Don’t believe the hype. Yes, you can get some of your money back if you join Mary Kay and decide it’s not for you. But it’s not the “no risk” option many recruiters make it out to be. You won’t recover any money you spent on demonstrator products, supplies, meeting expenses, shipping costs, or all those other out of pocket expenses other than the inventory. Ask yourself if you can afford to lose several hundred or several thousand dollars before you sign up.

 

12 Comments

  1. BestDecision

    Wait…I thought we were all supposed to be making 50% of what we sell. And an executive income.

    Your grammar and lack of basic business knowledge make me SO glad I’m no longer in MK. I bet you wear house slippers to Seminar, too.

  2. toolbelt

    An MLM could survive strictly on shipping and handling fees alone, even if they credit 100% of products returned. The products could simply be used to increase shipping and handling fee revenues, especially when MLM purchases are typically low ticket/high volume. A magazine publisher can prosper by having 100,000 subscribers paying $5.99 an issue each month which is the same as 100,000 MLM distributors paying $5.99 each in shipping and handling on single orders.

  3. NayMKWay

    “…non-inventory items (known as Section 1 products in MK)…”

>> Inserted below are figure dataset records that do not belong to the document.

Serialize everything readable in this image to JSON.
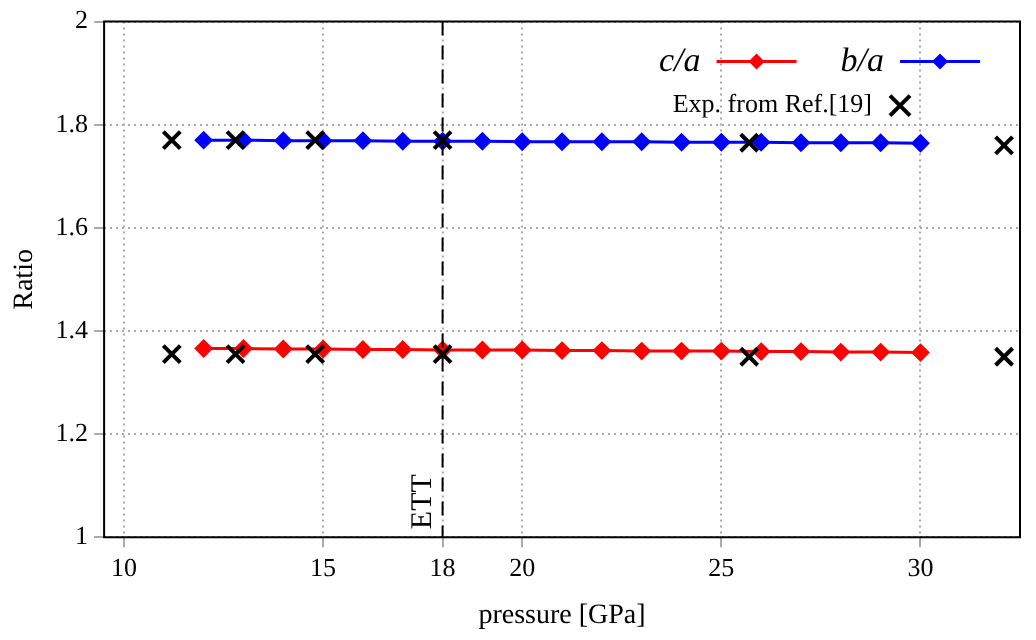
{
  "chart_data": {
    "type": "line",
    "xlabel": "pressure [GPa]",
    "ylabel": "Ratio",
    "x": [
      12,
      13,
      14,
      15,
      16,
      17,
      18,
      19,
      20,
      21,
      22,
      23,
      24,
      25,
      26,
      27,
      28,
      29,
      30
    ],
    "series": [
      {
        "name": "c/a",
        "color": "#ff0000",
        "marker": "diamond",
        "values": [
          1.366,
          1.366,
          1.365,
          1.365,
          1.364,
          1.364,
          1.363,
          1.363,
          1.363,
          1.362,
          1.362,
          1.361,
          1.361,
          1.361,
          1.36,
          1.36,
          1.359,
          1.359,
          1.358
        ]
      },
      {
        "name": "b/a",
        "color": "#0000ff",
        "marker": "diamond",
        "values": [
          1.77,
          1.77,
          1.769,
          1.769,
          1.769,
          1.768,
          1.768,
          1.768,
          1.767,
          1.767,
          1.767,
          1.767,
          1.766,
          1.766,
          1.766,
          1.765,
          1.765,
          1.765,
          1.764
        ]
      },
      {
        "name": "Exp. from Ref.[19]",
        "type": "scatter",
        "color": "#000000",
        "marker": "cross",
        "x": [
          11.2,
          12.8,
          14.8,
          18,
          25.7,
          32.1,
          11.2,
          12.8,
          14.8,
          18,
          25.7,
          32.1
        ],
        "values": [
          1.77,
          1.77,
          1.77,
          1.77,
          1.765,
          1.76,
          1.355,
          1.355,
          1.355,
          1.355,
          1.35,
          1.35
        ]
      }
    ],
    "xlim": [
      9.5,
      32.5
    ],
    "xticks": [
      10,
      15,
      18,
      20,
      25,
      30
    ],
    "ylim": [
      1,
      2
    ],
    "yticks": [
      1,
      1.2,
      1.4,
      1.6,
      1.8,
      2
    ],
    "ref_lines": [
      {
        "axis": "x",
        "value": 18,
        "label": "ETT",
        "color": "#000000",
        "line_style": "dashed"
      }
    ],
    "grid": true,
    "legend": "top right"
  }
}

    Aren’t they called Section 2 products? I was never in Mary Kay, but seem to remember discussions about Section 2 items being a non-refundable (and a significant) expense coming up before.

  4. MLM Radar

    In a real retail store the store manager can return products for exchange or refund, without being forced to go out of business.

    In MAry Kay you’re pressured to buy a big “full store” of inventory long before you have any idea what your future customers may want. A few months later, when you realize the hard way that you spent thousands on inventory nobody wants, you’re not allowed to return or exchange ANY of it unless you’re quitting Mary Kay forever. Instead, you’re pressured to buy even more inventory.

    Do you need any more evidence that Mary Kay is just a big inventory buying scheme?

  5. EyesWideShutNoMore

    What happens if someone doesn’t pay back the commission they made? Does it actually go to Collections?! Say someone made a commission on a recruit and then the recruiter quit MK. Does corporate hound the person until they get it like some kind of pink mafia?

    1. Lazy Gardens

      They deduct the “chargeback” from the commissions the recruiter makes if possible.

      If I recruited you and then quit right after collecting that commission and you quit 6 months later, they would send me a bill for the commission I got.